Project Summary We have discovered that the predicted inactive pseudokinase selenoprotein O (SelO) adopts an atypical protein kinase fold, yet transfers AMP instead of phosphate to protein substrates in a post translational modification known as AMPylation. Our results illustrate the catalytic versatility of the protein kinase superfamily and suggest that AMPylation may be a more widespread post translational modification than previously appreciated. SelO localizes to the mitochondria, AMPylates proteins involved in cellular metabolism and redox biology, and appears to regulate an ancient and highly conserved cellular antioxidant signaling pathway. In higher eukaryotes, SelO contains the 21st genetically encoded amino acid, selenocysteine, which we propose functions as a redox sensor to regulate SelO activity in response to oxidative stress. Although reactive oxygen species are an obligatory part of human biology, elevated levels are characteristic of many disease states. For example, elevated reactive oxygen species can lead to DNA damage, which can initiate oncogenic transformation leading to cancer. Furthermore, alterations in redox homeostasis are implicated in the pathology of conditions such as stroke, heart attack, and peripheral vascular disease, all of which are major contributors to morbidity and mortality in United States. Therefore, a mechanistic understanding of the pathways that protect cells from oxidative stress could have major impacts on human health and disease. The major goal of this proposal is to determine the molecular mechanisms by which SelO-dependent AMPylation of mitochondrial proteins protects cells from oxidative stress and regulates redox homeostasis. As part of this work, we will determine the functional consequences of SelO-catalyzed AMPylation of a subset of substrates as well as the structural basis for the redox-dependent regulation of SelO activity. We anticipate that the results obtained herein will have the potential to define new paradigms of cellular regulation and redox signaling and could lead to innovative diagnostic tools or novel approaches for the treatment of human diseases.

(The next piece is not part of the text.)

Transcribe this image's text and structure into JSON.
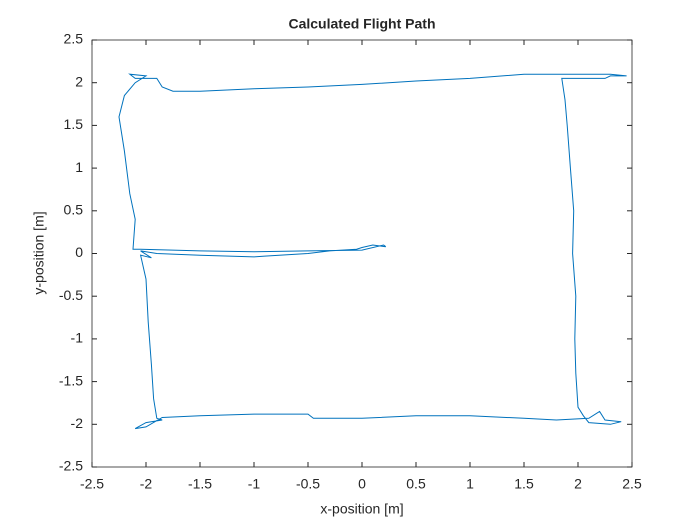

项目摘要 我们发现，预测的失活假激酶硒蛋白O（SelO）采用非典型蛋白质 激酶折叠，但在翻译后修饰中将AMP而不是磷酸转移到蛋白质底物 称为AMPylation。我们的研究结果说明了蛋白激酶超家族的催化多功能性，并建议 AMPylation可能是比以前认识到的更广泛的翻译后修饰。Selo 定位于线粒体，使参与细胞代谢和氧化还原生物学的蛋白质腺苷酸化， 来调节一个古老而高度保守的细胞抗氧化信号通路。在高等真核生物中，SelO 含有第21个基因编码的氨基酸，硒代半胱氨酸，我们建议作为氧化还原传感器的功能 调节SelO活性以应对氧化应激。 虽然活性氧是人体生物学的一个必要组成部分，但活性氧水平升高是 许多疾病状态。例如，活性氧物质的升高会导致DNA损伤， 引发致癌转化导致癌症。此外，氧化还原稳态的改变是 与诸如中风、心脏病发作和外周血管疾病等病症的病理学有关， 这是美国发病率和死亡率的主要原因。因此，机械的理解 保护细胞免受氧化应激的途径可能对人类健康和疾病产生重大影响。 该建议的主要目标是确定SelO依赖性腺苷酸化的分子机制， 线粒体蛋白质保护细胞免受氧化应激，并调节氧化还原稳态。作为其中的一部分 工作，我们将确定SelO催化的底物子集的AMP化的功能后果， 以及SelO活性的氧化还原依赖性调节的结构基础。我们预计， 将有可能定义细胞调节和氧化还原信号传导的新范例， 可能导致创新的诊断工具或治疗人类疾病的新方法。